Let primes denote total derivatives with respect to $t$
and subscripts denote partial derivatives,
so that $t_\lambda=\lambda_t=0$ but
$\lambda'=\frac{d\lambda}{dt}$ is "irreducible"
(and not necessarily zero),
and assume that all derivatives below exist.
Given the equation
$$
c'=\frac{d}{dt}c(t,\lambda)=f(c,\lambda)
$$
for the total derivative of $c$ with respect to $t$,
note that (a priori)
$$
dc
=\frac{\partial c}{\partial t}dt
+\frac{\partial c}{\partial \lambda}d\lambda
\quad\implies\quad
c'=c_t+c_\lambda\lambda'
$$
which in our case (a posteriori),
i.e. from $f=c'$, implies that
$$
\frac{\partial c}{\partial \lambda}
=c_\lambda=\frac{c'-c_t}{\lambda'}
=\frac{f-c_t}{\lambda'}.
$$
Although $c_t$ and $c_\lambda$ are,
like $c(t,\lambda)$, functions of the
independent variables $t$ and $\lambda$,
they nevertheless also satisfy a constraint
with respect to the the total derivative.

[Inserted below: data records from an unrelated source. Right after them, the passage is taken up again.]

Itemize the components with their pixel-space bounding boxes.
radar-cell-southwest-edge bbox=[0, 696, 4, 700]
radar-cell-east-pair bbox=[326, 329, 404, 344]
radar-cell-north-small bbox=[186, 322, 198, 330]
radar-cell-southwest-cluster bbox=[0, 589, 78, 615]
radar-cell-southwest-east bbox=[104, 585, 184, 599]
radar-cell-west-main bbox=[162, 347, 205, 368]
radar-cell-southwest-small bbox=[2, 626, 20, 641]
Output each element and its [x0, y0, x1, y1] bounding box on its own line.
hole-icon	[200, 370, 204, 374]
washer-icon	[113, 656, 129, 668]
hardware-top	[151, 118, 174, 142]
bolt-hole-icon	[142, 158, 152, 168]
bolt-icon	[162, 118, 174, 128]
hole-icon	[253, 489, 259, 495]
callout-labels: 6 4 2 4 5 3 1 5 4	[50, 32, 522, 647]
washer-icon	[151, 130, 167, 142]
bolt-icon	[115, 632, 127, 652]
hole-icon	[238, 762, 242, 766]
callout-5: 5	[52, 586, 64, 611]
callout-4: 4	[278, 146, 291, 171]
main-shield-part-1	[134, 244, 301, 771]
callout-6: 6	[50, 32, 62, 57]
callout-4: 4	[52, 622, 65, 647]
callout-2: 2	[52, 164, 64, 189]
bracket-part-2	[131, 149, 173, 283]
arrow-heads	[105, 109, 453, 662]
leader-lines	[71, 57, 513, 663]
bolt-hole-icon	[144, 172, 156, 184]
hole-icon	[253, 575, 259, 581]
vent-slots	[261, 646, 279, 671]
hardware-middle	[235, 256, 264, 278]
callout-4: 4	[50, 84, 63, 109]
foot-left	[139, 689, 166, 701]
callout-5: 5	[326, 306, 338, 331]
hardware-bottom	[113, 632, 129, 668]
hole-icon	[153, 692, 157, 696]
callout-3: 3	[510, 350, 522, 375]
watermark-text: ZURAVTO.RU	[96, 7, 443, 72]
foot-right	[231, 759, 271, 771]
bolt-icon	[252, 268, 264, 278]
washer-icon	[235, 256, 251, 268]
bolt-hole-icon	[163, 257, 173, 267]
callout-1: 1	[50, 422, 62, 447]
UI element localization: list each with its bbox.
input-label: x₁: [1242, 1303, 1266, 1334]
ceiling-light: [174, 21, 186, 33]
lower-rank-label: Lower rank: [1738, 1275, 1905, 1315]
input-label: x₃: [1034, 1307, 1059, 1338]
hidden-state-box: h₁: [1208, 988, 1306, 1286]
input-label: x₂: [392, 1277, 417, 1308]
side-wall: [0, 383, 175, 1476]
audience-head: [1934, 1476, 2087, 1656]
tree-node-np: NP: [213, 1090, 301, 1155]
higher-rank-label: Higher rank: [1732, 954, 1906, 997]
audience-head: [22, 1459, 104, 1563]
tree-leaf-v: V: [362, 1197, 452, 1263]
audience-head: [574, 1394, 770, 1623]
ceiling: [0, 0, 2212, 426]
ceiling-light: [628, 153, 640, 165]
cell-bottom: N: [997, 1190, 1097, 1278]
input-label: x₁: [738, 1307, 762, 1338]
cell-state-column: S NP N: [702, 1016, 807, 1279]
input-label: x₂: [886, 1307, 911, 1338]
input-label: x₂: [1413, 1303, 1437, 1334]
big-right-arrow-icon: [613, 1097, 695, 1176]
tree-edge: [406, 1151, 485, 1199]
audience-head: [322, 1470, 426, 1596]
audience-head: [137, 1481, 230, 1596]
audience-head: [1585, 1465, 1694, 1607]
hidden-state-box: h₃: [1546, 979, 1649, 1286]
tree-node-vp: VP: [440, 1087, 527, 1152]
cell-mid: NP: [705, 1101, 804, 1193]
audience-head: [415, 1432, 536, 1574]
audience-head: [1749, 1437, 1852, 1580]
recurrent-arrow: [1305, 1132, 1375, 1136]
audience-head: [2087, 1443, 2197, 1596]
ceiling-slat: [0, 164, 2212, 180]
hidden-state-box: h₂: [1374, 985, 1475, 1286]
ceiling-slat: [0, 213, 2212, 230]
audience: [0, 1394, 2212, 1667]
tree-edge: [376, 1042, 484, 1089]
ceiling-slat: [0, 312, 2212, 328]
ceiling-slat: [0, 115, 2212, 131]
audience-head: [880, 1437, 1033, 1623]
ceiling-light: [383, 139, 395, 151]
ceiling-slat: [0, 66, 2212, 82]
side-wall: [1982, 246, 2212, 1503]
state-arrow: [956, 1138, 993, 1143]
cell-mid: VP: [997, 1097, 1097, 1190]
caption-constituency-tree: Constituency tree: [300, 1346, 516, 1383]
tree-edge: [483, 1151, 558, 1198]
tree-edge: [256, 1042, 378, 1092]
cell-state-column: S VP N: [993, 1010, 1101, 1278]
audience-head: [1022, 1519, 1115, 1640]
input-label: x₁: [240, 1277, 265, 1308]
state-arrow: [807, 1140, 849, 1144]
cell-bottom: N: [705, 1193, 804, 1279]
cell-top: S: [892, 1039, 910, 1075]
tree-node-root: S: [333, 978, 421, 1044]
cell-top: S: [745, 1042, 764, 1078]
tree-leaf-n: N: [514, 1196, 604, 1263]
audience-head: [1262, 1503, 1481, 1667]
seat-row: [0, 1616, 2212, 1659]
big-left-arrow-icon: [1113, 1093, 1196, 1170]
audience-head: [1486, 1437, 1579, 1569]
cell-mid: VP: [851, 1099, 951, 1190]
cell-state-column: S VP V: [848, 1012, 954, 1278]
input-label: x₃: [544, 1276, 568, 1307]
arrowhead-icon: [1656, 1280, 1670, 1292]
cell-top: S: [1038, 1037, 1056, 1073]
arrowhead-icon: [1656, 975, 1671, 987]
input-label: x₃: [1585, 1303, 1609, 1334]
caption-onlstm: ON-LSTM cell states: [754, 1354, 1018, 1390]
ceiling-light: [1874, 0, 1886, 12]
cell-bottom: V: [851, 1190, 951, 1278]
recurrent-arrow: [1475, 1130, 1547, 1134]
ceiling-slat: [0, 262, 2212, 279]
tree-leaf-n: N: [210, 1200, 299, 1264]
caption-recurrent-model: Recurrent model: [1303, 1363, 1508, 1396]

This is true a priori. However, in our case,
we are given that $c$ satisfies an ordinary
differential equation with respect to time,
i.e. the total derivative of $c$ with respect to "time" $t$
is itself a function $f$ of $c$ and $\lambda$.
This is specific to our problem (a posteriori),
and introduces extra paths (from $c'$ to $c$ and $\lambda$),
but not cycles, in the directed graph
or DAG of variable dependencies depicted below.
These extra dependency paths are shown in green,
while the original depenencies of $c(t,\lambda)$ are red,
and all the rest, which follow from a priori principles
(like the total derivative a.k.a. chain rule formula are black).

Now from the (a priori) definition of total derivative,
$$
\frac{d}{dt}f(c,\lambda)
=f_cc'+f_\lambda\lambda'
=ff_c+\lambda'f_\lambda
$$
and
$$
(c_t)'=c_{tt}+\lambda'c_{t\lambda}
$$
so that (using the quotient rule)
$$
\frac{d}{dt}
\left(
\frac{\partial c}{\partial \lambda}
\right)
=
(c_\lambda)'
=
\left(
\frac{f-c_t}{\lambda'}
\right)'
=
\frac{
\left(f'-(c_t)'\right)\lambda'
-
\left(f-c_t\right)\lambda''
}{(\lambda')^2}
$$
$$
=\frac{
\left(ff_c+\lambda'f_\lambda\right)
-\left(c_{tt}+\lambda'c_{t\lambda}\right)
-\lambda''c_\lambda
}{\lambda'}
$$
$$
=f_\lambda-c_{t\lambda}
+\frac{ff_c-c_{tt}-\lambda''c_\lambda}{\lambda'}
$$
Note that we did not need or use the equations
$$(c_\lambda)'=c_{\lambda t}+\lambda'c_{\lambda\lambda}$$
$$(c')_t=c_{tt}+\lambda'c_{\lambda t}$$
but by the latter, we can see that
$(c_t)'=(c')_t$ $\iff$
$c_{\lambda t}=c_{t\lambda}$
$\iff$ $c(t,\lambda)\in C^2$.
Also, note that
- the answer would just be $(c_\lambda)'=c_{\lambda t}$, by the former equation above, if $\lambda$ were a model parameter so that $\lambda'=0$;
- the answer would be quite different if $f$ were the partial, rather than the total, derivative of $c$, i.e. if we were given $\frac{\partial}{\partial t}c(t,\lambda)=f(c,\lambda)$ in the original problem.